The audience enters a smokey display room or warehouse space with frozen mannequins in tense suspension of the entrance of their leader. Under her authoritarian instruction the ensemble bend and eventually break out of their restrictive moulds to take control over their own bodies. Mea Culpa is an abstracted exploration of female bodily autonomy and the power of cooperation to overthrow systems of oppression.
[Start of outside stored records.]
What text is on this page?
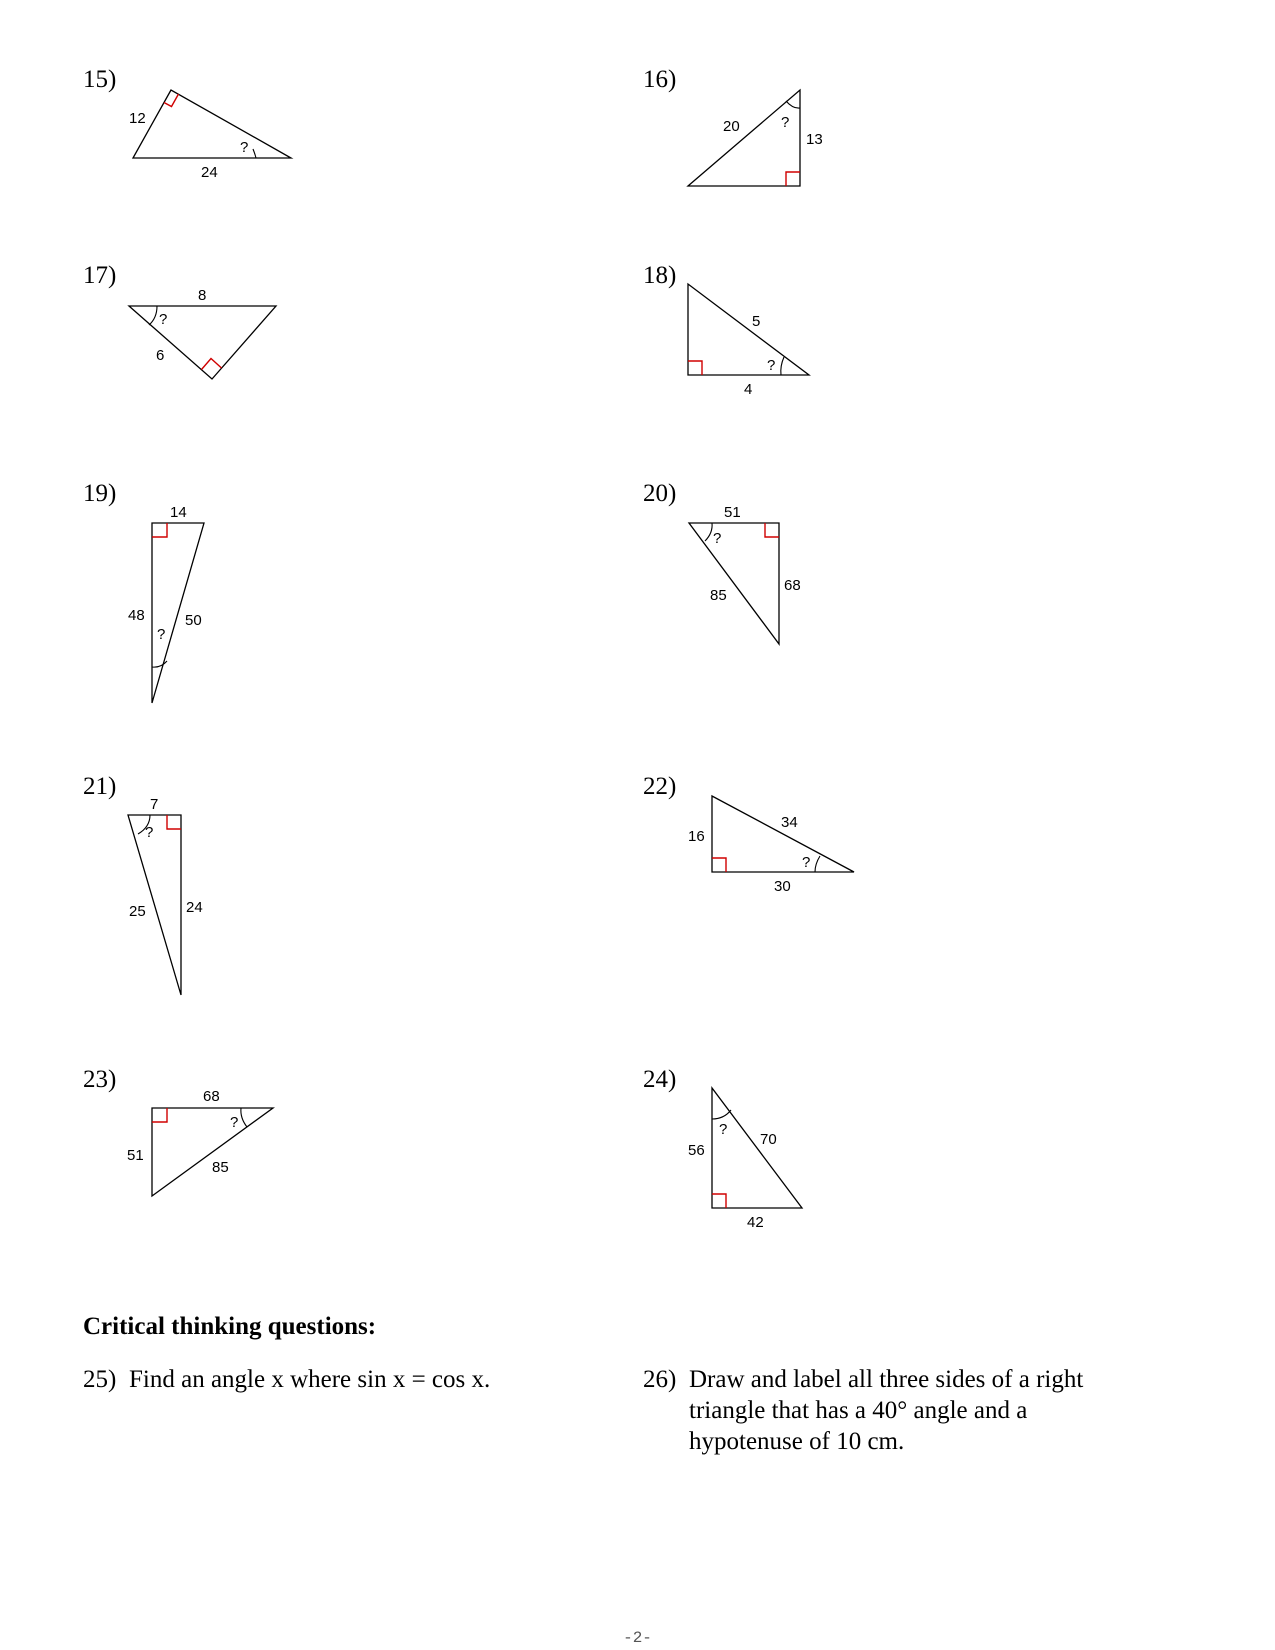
15)	16)
17)	18)
19)	20)
21)	22)
23)	24)
12
24
?
20
13
?
8
6
?	5
4
?
14
48	50
?
51
68
85
?
7
25	24
?
34
16
30
?
68
51
85
?
56
70
42
?
Critical thinking questions:
25) Find an angle x where sin x = cos x.	26) Draw and label all three sides of a right triangle that has a 40° angle and a hypotenuse of 10 cm.
-2-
Performers Isabella Coluccio, Nicola Ford, Anna McCulla, Natalie Pelarek, and Daniela Zambrano are posed in nude shapewear with rubberbands on their joints like dolls. Warehouse worker (Imogen Cranna), clad in a hazmat suit, wheels in a wrapped Cloe Fournier, the leader of the ensemble, who proceeds to bark orders and run the mannequins through their feminine paces. It’s like a boot camp designed to build the female body and break their individual spirits, representing the social codes and gender roles upheld in our culture. However, over the course of the production, the mannequins join forces and actively work to dismantle this system to free themselves and their superiors, too.
Choreography and direction from Fournier centres the body in all of its oddities of movement, function, and appearance. From the articulated movements of the mannequins to images of birthing, these bodies are grotesque and uncomfortably unable to be categorised as entirely organic or entirely robotic. In one instance a mannequin goes hunting, gruesomely and bloodily consuming a handful of strawberries to demonstrate a breakdown of control between the rigid system and the mannequins.
The work is at its best in the group sequences where the ensemble slides across the stage at odd angles like a swarm of insects. The use of natural slapping, clicking, and hissing hints towards something monstrous underneath which meshes well with the more synthetic sound composition by James Brown. Against the organic friction of the dancer’s movements, the bells and whistles inject a metallic and cold quality to the atmosphere. The ensemble moves well together, clean and easy to read, whether writhing in a plastic bag or engaging in manic repetitious movement like machines in a factory.
Mea Culpa takes its feminism seriously but one can’t help but think that the insistence of focus on cisgender female bodies with images of the body stripped bare and constructed in cliche is a bit passé at this stage. Removing from the body any social markers like clothing and makeup and denying the possibilities of self-representation or defying the social order creates too great a distance between the representation and the reality. The final image of Fournier naked and dripping wet like a saint figure or a body reborn seems to represent a misconception that the body can ever be truely neutral or “free”.
As an imagination of a revolution or an exploration of bodily autonomy, Mea Culpa has a high level of skill and production value if some ill-considered notions of the possibilities of embodiment.